There’s a popular myth in the learning industry that 80% of the learning that happens in organisations is informal whilst 20% is derived from formal learning interventions e.g. face to face courses and e-learning. Think about it. How could you actually measure how much informal learning is actually happening with any degree of scientific robustness? Once again the assumption that the Pareto Principle applies has been repeated enough times for it to become an accepted truth.
But putting aside my hobby horses, I have read quite a lot about informal learning over the past few weeks. After all, if 80% of the learning does actually happen despite what an L&D does, what savvy L&D practitioner would not be wanting to claim the credit for informal learning?
In April’s e-learning Age, Vaughan Waller argues that attempts by an L&D department to ‘formalise’ learning are doomed, especially if this process of annexation is done clumsily. At April’s ELN webinar on informal learning, there was a degree of confusion of how to deal with informal learning – it seems like accurately defining the boundary between formal and informal is quite difficult in practice.
Since that webinar, I think that Jane Knight has struck the right tone by aligning informal learning with Web 2.0 and social learning.

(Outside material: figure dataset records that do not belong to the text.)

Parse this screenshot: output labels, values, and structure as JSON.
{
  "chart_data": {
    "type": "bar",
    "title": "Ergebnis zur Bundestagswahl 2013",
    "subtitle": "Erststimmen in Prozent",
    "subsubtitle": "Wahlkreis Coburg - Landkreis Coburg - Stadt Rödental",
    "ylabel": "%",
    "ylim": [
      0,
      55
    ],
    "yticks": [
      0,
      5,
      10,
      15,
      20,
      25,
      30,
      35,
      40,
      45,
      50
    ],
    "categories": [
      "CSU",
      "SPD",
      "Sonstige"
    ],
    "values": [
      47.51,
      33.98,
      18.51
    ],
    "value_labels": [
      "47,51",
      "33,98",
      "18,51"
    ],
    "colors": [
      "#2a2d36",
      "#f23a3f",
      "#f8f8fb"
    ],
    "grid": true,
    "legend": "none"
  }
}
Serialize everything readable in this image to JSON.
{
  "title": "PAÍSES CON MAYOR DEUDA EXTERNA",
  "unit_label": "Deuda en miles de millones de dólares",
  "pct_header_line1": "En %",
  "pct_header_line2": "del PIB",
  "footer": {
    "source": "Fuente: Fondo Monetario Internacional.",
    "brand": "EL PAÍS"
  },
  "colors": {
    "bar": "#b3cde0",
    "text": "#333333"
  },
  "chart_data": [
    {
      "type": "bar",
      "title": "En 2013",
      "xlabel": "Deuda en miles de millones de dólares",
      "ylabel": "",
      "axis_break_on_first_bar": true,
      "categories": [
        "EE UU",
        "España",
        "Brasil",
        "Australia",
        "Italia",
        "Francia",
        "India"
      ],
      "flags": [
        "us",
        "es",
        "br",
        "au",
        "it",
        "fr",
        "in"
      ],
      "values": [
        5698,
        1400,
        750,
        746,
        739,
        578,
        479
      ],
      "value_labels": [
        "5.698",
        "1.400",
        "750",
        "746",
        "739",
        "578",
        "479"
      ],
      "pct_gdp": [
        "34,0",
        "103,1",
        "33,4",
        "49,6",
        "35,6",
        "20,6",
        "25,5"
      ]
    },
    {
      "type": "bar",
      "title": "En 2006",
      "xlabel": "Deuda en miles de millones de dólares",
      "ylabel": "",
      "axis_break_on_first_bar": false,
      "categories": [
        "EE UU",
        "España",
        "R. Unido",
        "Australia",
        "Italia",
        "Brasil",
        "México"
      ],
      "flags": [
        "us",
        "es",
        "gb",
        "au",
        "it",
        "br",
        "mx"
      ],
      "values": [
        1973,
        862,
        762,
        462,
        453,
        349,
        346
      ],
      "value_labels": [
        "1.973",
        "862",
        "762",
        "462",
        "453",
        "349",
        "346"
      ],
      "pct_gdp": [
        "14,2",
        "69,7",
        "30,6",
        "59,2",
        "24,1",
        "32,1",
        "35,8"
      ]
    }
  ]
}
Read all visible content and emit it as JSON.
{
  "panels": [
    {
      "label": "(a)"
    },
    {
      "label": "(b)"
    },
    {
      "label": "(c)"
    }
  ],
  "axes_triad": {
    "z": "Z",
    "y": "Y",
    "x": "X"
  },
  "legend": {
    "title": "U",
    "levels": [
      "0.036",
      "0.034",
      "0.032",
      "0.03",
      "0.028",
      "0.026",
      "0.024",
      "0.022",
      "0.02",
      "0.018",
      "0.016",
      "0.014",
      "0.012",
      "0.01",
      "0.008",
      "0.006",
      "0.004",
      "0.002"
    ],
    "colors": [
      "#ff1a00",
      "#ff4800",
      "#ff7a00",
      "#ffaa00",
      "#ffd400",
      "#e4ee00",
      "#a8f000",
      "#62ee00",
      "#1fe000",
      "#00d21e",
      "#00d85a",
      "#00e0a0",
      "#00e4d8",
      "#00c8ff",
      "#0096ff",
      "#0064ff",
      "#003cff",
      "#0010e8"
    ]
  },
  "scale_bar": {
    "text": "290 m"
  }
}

There are several things that a formal L&D department can be doing to empower an organisation to be better at informal learning – it’s many of the things proposed by Senge in The Fifth Discipline (the most famous work on creating a learning organisation), except this time the chances of success are higher as we’ve got better technology and potentially a smaller degree of cultural change required when it comes to using the technology. However, this is not to underestimate the cultural change of getting people schooled in the world of “knowledge is power” to share when they feel their jobs are at risk e.g. would a partner be happy to offer up his ten top tips for negotiating fees?
The more critical question is, do you feel politically brave enough to make the case for increasing the use of informal learning when the budget that your salary comes out of might be put under yet more threat?